接続ごとのセキュリティダイアログ(毎回表示)
2回目以降も、接続確立前に毎回セキュリティ警告ダイアログが表示される。接続先アドレス、ファイルのデジタル署名の有無、そして「どのローカルリソースへのアクセスが要求されているか」の一覧が明示される。
重要なのはすべてのリソースリダイレクトがデフォルトでOFFになっていること。ドライブ共有も、クリップボードも、スマートカードも、ユーザーが明示的にチェックしない限り接続先には渡らない。これが今回の変更の核心だ。
さらに、署名なし・発行元不明のRDPファイルには「Caution: Unknown remote connection」というオレンジ色の警告バナーが表示される。

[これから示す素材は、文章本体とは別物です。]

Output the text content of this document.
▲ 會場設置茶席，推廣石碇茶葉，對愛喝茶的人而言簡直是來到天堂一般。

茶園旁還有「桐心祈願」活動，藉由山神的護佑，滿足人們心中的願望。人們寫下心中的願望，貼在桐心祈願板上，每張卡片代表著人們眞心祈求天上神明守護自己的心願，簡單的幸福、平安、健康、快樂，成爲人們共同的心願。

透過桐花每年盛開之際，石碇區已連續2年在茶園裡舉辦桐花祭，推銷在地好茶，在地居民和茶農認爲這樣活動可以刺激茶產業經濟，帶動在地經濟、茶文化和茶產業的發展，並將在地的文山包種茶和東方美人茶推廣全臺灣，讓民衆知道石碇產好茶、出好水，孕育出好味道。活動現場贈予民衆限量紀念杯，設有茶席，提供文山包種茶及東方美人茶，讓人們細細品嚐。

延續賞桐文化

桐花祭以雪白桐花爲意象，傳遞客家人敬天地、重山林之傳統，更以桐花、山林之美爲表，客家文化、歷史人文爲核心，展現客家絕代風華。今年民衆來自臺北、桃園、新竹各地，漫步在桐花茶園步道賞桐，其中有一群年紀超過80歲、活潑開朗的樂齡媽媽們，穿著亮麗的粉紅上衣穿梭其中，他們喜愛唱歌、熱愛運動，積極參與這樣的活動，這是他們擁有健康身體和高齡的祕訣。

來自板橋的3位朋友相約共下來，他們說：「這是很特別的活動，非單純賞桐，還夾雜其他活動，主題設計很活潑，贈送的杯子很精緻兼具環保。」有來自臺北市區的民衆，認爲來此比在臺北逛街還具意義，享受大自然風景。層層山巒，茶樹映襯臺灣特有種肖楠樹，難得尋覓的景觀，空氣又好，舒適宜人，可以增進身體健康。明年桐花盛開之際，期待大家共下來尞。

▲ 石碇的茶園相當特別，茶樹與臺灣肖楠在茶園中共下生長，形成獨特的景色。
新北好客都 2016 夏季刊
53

最もリスクの高いケースでユーザーが立ち止まれるよう、視覚的な強調が加えられた。
実務への影響:IT管理者が今すぐやるべきこと
RDPファイルの棚卸しと署名対応
社内で.rdpファイルを配布・使用している場合、デジタル署名付きのファイルを標準化することで「Unknown publisher」警告を回避できる。既存ファイルの棚卸しと署名対応を今のうちに進めておくべきだ。
ユーザーへの事前説明
更新適用後、初めてRDPファイルを開いたユーザーが「急にダイアログが出た」と混乱するケースが予想される。ヘルプデスクへの事前周知と簡単な案内文を用意しておくと、問い合わせ件数を大幅に減らせる。
レジストリによる回避策は使わない
HKLM\Software\Policies\Microsoft\Windows NT\Terminal Services\Client の RedirectionWarningDialogVersion を 1 に設定すれば従来動作に戻すことは技術的に可能だが、これは問題を先送りにするだけだ。デフォルト設定を活かす運用設計に整えていく方が長期的に健全だ。
筆者の見解
今回の変更は、「セキュアバイデフォルト」の思想をRDPにも適用した、正しい方向の改善だ。以前のWindowsは、.rdpファイルを開いたら何も確認せず接続する設計だった。国家支援型グループにとって、これほど都合のよい初期設定はなかっただろう。
英国NCSCからの正式報告を受けて、単なる脆弱性パッチではなく「UX全体を見直した根本的な改善」として実装してきた点は評価したい。「接続するかどうかはユーザーが決める」という当たり前のことが、ようやく当たり前の実装になった。Microsoftにはこういうことをきちんとやりきれる力がある。
日本のエンタープライズ環境でもRDPは広く使われており、VPNの代替としてインターネットへ直接公開している組織がいまだに存在する。今回のUI強化は出発点として捉え、ゼロトラストの文脈でのアクセス制御の見直しを合わせて実施するタイミングとして活用してほしい。「RDPファイルに警告が出るようになった」で終わらせず、「そもそもこの接続経路の設計は正しいのか」を問い直すきっかけにすることを強くお勧めしたい。
出典: この記事は New RDP Alert After April 2026 Security Update Warns of Unknown Connections の内容をもとに、筆者の見解を加えて独自に執筆したものです。